For more details about syntax, see the upstream MiniJinja documentation.

Architecture support

Starting in v2.2.0, kgateway supports both x86_64 (amd64) and arm64 builds. The two builds use different Envoy images:

  • x86_64 uses a custom envoy-wrapper image that includes both the classic transformation filter and the rustformation dynamic module. You can run either engine.
  • arm64 uses the upstream Envoy image with the rustformation dynamic module loaded at runtime. The classic transformation filter is not available on arm64.

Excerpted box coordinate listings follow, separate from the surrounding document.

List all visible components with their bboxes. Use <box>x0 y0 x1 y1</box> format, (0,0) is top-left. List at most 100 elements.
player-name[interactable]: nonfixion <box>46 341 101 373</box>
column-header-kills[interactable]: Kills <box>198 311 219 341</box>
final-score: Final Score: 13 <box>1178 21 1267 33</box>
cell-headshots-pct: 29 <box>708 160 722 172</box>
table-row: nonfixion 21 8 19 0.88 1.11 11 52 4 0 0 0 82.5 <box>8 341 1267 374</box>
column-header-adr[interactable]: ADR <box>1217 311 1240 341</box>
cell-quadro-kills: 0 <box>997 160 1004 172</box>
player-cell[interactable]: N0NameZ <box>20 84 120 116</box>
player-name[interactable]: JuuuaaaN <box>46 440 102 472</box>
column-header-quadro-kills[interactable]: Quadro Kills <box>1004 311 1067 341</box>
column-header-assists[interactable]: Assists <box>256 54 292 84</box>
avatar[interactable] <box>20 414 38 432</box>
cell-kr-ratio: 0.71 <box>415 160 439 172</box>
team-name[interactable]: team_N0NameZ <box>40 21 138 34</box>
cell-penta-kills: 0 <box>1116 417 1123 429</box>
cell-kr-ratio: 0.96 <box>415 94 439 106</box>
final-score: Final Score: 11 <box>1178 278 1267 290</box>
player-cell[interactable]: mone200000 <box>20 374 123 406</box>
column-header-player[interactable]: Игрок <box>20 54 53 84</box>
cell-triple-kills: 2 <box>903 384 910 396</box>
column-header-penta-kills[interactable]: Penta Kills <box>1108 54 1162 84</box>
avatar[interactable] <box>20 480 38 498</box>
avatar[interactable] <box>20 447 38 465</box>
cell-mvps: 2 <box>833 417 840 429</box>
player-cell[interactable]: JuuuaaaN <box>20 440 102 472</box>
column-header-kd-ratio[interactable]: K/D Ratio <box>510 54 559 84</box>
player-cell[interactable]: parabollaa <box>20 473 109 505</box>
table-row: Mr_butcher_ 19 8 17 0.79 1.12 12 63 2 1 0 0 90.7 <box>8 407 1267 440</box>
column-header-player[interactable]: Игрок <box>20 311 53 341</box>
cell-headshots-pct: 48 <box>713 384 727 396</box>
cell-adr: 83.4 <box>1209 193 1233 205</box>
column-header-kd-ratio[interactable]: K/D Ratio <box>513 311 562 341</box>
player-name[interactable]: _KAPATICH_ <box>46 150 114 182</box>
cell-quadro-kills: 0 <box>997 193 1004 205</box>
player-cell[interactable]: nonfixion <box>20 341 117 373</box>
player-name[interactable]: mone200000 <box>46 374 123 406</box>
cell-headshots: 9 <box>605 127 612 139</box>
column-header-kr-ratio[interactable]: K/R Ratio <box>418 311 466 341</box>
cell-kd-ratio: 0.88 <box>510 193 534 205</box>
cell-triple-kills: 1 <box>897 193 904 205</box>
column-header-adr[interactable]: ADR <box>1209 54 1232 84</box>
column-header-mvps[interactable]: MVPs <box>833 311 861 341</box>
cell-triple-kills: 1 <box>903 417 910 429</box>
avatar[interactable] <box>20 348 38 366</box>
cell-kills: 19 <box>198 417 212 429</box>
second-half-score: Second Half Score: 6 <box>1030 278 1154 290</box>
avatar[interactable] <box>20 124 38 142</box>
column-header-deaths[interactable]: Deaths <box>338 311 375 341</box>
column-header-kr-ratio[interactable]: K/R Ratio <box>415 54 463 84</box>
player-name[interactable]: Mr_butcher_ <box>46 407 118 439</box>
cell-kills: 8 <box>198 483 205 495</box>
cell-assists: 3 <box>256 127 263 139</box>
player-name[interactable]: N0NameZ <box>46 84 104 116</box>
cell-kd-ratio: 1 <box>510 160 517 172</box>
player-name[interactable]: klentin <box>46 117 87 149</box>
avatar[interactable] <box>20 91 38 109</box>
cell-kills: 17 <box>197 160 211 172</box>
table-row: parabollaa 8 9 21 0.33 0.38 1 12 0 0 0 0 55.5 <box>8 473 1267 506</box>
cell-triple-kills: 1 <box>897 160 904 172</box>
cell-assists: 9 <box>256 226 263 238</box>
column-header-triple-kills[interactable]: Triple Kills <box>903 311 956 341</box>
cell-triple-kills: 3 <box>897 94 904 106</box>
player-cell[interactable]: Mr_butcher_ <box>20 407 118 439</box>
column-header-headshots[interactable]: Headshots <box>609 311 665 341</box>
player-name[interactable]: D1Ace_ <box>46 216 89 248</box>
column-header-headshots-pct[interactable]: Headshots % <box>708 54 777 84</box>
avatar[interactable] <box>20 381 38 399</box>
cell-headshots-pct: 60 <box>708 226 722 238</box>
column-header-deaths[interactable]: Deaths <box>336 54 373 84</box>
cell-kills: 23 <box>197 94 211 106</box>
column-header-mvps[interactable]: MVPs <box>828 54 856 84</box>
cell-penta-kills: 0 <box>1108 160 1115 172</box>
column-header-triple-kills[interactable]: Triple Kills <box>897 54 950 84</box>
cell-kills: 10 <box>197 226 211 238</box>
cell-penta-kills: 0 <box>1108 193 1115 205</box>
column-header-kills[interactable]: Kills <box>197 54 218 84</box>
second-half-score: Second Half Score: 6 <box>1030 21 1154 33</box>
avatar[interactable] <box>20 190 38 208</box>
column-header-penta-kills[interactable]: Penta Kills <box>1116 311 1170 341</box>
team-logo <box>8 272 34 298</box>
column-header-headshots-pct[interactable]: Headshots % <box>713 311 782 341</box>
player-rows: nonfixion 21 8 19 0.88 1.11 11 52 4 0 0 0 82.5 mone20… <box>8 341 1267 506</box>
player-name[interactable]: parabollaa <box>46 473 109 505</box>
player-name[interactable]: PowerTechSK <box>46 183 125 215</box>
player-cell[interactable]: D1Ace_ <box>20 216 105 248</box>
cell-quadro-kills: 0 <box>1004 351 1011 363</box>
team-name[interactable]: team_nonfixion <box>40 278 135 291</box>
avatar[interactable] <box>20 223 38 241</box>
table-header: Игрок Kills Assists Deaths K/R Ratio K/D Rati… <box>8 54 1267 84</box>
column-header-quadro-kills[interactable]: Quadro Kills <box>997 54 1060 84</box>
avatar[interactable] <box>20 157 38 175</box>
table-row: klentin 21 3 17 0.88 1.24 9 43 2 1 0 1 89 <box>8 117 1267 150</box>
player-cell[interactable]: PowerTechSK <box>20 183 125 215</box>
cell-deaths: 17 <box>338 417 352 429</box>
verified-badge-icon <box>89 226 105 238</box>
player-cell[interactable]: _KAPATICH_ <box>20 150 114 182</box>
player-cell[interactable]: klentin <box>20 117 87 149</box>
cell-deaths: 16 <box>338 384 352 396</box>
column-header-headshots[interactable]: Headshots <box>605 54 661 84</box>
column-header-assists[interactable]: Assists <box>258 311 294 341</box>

Strict validation compatibility

Strict validation runs an Envoy preflight against the generated xDS snapshot to block configuration that would be rejected at the data plane. In 2.2.x, strict validation works with both transformation engines. The kgateway control plane image is built from the envoy-wrapper image, which bundles the rustformation dynamic module, and the validator loads the module from /usr/local/lib before running the preflight. You can run strict validation with rustformation (the default) or with classic transformation. For configuration steps, see Strict validation.

Limitations

  • The transformation add operation is currently not supported on arm64 builds. Use set instead, or run kgateway on x86_64 if you need to append header values without replacing existing ones.
  • Classic transformation is deprecated. If you fall back to classic in 2.2.x, plan to file issues for any rustformation gaps so that you can move back to the default before upgrading.